Education leader, Ellen Thinnesen, was invited to meet with the Prime Minster and members of his Cabinet during his visit to Sunderland last week, to reinforce the vital importance of skills and training.
She joined the University of Sunderland, alongside the city’s business and community leaders and young people, in a reception with the Prime Minister and his Cabinet Members at the National Glass Centre in Sunderland last Friday.
Ellen is Chief Executive of Education Partnership North East, which includes Sunderland College, Hartlepool Sixth Form and Northumberland College. Being an influential leader in the education sector and CEO of one of the largest college groups in the country, Ms Thinnesen, urged the Prime Minister and his cabinet members to ensure skills and training remain a government priority.
“I am extremely grateful to the University of Sunderland for inviting myself, along with our apprentices and my colleagues from other industries across the city, to join a reception with the Prime Minister and his Cabinet.
“It was an excellent opportunity to express how critical it is that this Government ensures further education and skills, and its relationship to levelling up the North East economy, remains high on the political agenda”.

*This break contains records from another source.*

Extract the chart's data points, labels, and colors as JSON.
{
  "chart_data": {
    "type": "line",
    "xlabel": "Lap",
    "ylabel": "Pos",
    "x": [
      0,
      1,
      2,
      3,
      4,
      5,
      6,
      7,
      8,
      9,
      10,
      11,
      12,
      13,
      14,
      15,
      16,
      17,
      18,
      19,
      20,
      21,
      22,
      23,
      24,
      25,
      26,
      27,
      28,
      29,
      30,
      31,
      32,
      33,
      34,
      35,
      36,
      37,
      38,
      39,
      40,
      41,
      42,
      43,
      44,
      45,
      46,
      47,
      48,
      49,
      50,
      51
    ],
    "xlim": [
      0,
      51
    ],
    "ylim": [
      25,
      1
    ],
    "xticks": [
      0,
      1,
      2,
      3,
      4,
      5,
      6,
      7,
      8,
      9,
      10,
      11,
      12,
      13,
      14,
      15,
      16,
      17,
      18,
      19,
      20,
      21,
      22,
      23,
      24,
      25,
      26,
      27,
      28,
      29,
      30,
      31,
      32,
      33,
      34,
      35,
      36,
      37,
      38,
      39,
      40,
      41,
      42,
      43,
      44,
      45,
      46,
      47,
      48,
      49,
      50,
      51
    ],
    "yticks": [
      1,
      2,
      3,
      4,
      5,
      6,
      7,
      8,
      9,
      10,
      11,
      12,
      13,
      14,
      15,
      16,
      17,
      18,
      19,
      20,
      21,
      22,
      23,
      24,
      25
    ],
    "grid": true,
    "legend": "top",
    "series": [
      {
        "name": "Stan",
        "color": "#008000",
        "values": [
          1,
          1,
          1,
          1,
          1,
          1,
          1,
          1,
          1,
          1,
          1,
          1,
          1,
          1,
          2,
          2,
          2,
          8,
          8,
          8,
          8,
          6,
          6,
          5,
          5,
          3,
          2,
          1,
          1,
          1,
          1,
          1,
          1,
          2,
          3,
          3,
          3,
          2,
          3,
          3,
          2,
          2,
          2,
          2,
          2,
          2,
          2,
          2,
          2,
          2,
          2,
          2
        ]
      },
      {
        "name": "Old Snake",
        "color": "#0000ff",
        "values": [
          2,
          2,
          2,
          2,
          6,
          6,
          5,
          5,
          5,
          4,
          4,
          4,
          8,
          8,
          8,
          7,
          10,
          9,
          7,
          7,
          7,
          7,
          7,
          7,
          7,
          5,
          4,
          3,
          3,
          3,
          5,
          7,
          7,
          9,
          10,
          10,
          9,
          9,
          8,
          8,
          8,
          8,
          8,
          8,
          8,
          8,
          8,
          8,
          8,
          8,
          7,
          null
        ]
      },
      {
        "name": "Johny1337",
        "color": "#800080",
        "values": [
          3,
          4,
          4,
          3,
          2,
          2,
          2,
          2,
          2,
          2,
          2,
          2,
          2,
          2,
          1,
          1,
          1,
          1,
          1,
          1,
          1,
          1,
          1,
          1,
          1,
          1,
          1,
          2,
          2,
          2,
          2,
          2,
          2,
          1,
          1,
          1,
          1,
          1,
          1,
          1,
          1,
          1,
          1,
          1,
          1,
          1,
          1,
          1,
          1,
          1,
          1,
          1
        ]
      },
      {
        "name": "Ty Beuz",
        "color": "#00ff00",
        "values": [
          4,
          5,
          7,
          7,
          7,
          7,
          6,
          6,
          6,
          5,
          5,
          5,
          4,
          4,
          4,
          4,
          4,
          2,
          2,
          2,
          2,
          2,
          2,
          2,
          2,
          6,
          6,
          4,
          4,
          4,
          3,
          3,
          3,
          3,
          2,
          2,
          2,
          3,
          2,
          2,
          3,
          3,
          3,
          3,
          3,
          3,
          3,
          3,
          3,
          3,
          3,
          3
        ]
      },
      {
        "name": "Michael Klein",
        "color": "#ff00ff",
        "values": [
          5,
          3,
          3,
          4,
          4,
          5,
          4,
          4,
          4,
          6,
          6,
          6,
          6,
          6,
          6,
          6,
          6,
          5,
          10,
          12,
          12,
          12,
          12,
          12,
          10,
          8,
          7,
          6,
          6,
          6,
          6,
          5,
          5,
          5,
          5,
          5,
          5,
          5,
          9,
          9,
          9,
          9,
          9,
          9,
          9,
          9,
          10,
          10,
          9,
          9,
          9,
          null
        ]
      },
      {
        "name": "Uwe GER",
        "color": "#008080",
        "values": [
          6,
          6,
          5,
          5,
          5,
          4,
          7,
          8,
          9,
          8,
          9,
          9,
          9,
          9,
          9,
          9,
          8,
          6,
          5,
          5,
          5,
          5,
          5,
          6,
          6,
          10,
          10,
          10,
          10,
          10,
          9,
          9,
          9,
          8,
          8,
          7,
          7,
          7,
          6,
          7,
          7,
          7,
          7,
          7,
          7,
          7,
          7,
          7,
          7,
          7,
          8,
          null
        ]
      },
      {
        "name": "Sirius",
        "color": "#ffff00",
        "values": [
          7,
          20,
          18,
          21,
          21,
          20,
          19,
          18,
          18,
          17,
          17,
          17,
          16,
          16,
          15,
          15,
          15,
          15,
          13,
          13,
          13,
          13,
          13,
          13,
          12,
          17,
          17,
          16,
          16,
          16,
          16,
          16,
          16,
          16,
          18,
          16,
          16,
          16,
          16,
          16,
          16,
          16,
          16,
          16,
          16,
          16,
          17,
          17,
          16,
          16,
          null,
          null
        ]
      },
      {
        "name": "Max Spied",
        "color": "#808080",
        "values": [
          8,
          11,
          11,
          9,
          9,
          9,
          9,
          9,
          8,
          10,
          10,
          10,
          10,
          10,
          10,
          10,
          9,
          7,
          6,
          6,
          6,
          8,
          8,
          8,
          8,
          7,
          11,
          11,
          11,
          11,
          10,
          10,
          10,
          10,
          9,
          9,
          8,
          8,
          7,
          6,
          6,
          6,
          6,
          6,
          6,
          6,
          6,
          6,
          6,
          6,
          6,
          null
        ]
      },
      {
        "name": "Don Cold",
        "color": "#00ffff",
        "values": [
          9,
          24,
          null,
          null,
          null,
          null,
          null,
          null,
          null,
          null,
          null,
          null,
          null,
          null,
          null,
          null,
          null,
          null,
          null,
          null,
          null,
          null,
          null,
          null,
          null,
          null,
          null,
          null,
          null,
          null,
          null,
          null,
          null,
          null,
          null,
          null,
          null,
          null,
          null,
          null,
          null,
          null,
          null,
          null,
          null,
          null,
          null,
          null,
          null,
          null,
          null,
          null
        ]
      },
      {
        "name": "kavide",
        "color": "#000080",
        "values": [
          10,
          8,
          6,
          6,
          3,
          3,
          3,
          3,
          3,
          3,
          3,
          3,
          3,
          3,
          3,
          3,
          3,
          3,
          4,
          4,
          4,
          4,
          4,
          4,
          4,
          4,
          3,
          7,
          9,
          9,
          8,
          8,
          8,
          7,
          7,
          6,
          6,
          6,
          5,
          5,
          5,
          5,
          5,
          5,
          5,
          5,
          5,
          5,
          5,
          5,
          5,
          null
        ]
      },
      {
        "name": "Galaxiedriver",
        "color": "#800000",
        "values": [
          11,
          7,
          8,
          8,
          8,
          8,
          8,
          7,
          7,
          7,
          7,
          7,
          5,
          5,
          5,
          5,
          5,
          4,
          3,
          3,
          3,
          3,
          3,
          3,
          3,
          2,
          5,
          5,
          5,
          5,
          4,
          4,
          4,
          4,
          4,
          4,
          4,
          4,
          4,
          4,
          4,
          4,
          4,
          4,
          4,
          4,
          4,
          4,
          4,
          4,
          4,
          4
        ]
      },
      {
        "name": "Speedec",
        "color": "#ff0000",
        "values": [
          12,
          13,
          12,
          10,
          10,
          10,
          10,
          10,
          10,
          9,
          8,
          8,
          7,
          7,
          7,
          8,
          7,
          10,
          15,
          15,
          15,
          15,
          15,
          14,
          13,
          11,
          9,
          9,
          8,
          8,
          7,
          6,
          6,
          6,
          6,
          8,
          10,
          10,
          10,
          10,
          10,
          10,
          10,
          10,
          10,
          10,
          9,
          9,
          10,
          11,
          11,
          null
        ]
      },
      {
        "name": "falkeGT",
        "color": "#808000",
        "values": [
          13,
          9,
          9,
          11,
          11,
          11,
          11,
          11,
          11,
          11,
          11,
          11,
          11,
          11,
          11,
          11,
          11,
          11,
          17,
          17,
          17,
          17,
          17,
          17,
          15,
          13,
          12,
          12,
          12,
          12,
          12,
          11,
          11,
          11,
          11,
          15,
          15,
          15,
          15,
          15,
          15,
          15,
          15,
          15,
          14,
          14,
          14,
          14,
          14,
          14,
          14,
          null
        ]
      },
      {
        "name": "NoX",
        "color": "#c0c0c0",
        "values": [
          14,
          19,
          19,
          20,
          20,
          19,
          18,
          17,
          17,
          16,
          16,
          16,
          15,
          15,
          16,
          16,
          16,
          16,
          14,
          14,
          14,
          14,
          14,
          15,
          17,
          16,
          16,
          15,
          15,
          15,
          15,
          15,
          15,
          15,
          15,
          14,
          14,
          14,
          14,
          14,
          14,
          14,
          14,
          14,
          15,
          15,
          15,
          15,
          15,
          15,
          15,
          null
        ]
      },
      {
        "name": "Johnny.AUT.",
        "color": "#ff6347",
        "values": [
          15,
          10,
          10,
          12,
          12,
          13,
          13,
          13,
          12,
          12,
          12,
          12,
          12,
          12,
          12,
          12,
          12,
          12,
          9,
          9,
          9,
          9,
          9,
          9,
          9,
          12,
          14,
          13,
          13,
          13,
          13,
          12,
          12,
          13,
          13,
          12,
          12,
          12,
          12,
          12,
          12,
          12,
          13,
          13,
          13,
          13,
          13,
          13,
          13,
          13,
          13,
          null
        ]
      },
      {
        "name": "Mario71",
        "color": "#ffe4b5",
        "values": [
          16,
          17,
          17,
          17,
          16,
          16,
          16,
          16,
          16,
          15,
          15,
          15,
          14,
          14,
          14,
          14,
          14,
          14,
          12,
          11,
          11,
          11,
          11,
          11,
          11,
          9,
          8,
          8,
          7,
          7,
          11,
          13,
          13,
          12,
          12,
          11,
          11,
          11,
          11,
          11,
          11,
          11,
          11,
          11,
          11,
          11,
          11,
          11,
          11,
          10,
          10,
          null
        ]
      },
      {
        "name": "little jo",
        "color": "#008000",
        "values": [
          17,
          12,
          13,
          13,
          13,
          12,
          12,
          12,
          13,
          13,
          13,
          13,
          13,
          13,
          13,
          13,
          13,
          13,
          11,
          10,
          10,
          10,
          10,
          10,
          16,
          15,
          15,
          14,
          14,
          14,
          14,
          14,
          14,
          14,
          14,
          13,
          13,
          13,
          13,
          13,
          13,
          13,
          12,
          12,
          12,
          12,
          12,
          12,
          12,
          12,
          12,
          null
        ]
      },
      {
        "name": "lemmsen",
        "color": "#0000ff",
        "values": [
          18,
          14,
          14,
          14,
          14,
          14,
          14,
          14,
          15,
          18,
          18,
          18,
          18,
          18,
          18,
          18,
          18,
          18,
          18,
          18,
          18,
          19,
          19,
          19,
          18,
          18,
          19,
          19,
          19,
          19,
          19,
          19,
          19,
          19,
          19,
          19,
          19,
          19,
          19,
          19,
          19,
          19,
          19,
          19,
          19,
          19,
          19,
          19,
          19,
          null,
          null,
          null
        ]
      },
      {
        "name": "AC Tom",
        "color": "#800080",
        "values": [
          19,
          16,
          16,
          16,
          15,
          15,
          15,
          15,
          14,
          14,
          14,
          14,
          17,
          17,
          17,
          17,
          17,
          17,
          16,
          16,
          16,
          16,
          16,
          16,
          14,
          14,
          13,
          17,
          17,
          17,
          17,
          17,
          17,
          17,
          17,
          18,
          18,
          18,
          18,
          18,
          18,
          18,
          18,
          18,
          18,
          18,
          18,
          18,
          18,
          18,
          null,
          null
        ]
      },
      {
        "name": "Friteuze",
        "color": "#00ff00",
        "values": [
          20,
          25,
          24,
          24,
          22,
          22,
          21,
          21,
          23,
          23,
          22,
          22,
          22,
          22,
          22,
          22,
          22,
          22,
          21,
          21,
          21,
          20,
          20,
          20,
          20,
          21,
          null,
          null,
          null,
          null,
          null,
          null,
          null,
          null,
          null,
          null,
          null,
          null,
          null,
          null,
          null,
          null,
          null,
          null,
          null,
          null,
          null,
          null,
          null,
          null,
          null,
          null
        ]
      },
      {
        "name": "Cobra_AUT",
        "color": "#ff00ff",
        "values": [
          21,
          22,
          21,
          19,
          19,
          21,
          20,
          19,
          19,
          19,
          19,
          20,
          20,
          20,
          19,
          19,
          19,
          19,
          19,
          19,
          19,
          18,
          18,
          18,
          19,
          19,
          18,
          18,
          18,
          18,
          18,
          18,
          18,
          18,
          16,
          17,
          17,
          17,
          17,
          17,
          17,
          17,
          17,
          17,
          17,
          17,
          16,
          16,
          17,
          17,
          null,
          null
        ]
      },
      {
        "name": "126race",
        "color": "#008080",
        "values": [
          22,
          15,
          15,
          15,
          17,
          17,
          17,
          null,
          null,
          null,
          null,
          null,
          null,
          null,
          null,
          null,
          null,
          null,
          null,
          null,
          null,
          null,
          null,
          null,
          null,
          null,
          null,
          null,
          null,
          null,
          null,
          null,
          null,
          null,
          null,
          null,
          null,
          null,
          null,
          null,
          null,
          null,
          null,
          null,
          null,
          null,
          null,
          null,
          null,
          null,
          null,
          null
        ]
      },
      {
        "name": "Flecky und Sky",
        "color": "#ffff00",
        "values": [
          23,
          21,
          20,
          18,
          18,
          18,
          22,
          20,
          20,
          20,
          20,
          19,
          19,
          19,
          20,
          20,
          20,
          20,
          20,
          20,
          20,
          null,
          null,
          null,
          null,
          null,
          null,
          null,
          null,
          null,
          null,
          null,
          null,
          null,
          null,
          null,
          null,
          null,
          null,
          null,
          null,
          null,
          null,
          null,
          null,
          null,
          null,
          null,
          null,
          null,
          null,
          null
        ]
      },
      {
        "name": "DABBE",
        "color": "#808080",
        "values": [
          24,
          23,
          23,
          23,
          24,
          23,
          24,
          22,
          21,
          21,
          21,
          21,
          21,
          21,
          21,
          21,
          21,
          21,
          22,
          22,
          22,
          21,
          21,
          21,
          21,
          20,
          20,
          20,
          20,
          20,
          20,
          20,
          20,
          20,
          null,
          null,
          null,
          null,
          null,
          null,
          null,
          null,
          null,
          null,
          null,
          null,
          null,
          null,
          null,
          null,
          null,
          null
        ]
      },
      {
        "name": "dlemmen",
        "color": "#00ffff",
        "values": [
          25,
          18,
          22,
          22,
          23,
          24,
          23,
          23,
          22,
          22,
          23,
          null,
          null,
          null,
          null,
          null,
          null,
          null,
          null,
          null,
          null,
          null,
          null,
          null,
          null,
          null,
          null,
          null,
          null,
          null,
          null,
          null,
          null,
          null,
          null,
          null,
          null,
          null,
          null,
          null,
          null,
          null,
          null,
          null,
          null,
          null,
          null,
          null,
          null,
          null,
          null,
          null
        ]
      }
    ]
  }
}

Thanking the Prime Minister and Chancellor for the modest investment in 16 to 18-year-old funding for education and skills expected next year, Ellen reminded them that it is only a fifth of what is required and that sustained investment is vital to our country and the region’s economic future.
Ellen expanded on discussions with Sajid Javid, Chancellor of the Exchequer, and Rishi Sunak, Chief Secretary to the Treasury, further raising the priority of funding for apprenticeships to support small and medium sized businesses across the country, and funding for training and retraining adults to support shift in workforce skills needs following Brexit.
“We spoke about delivering on manifesto promises including a proposed and long overdue £2 billion investment in college infrastructure, and the potential opportunity that could be realised if such a fund also included a focus on supporting resource specialisation i.e. within modern manufacturing and construction technologies.”
“It was important to talk directly with Cabinet members about the proposed National Skills Fund and the significant role that Sunderland College and the wider college group, along with other further education colleges, play within the North East and across the country.
“We talked about education reforms including English and maths, digital skills and T Levels, and the creation of Education Partnership North East. I enlightened several Cabinet members to specific examples of how education and business across Sunderland and the wider region are working collaboratively to drive forward socio-economic and skills-based priorities.”
The Association of Colleges, of which Ellen is an active board member, is a great champion of the sector at a national level. It welcomed the opportunity that this visit provided:
Association of College’s Chief Executive, David Hughes, said:
“It’s really encouraging to see the Prime Minister continuing to express interest in the further education sector, showing how he recognises their vital importance in his Government’s ambitions for our country.
“Along with the Education Secretary and the Chancellor, we can start to see that the tide is changing for further education. I am looking forward to the upcoming spring budget which I hope will confirm that there is investment to back up the support. Colleges are ready to play a prominent and leading role in levelling up the country and reaching the left behind people and places.”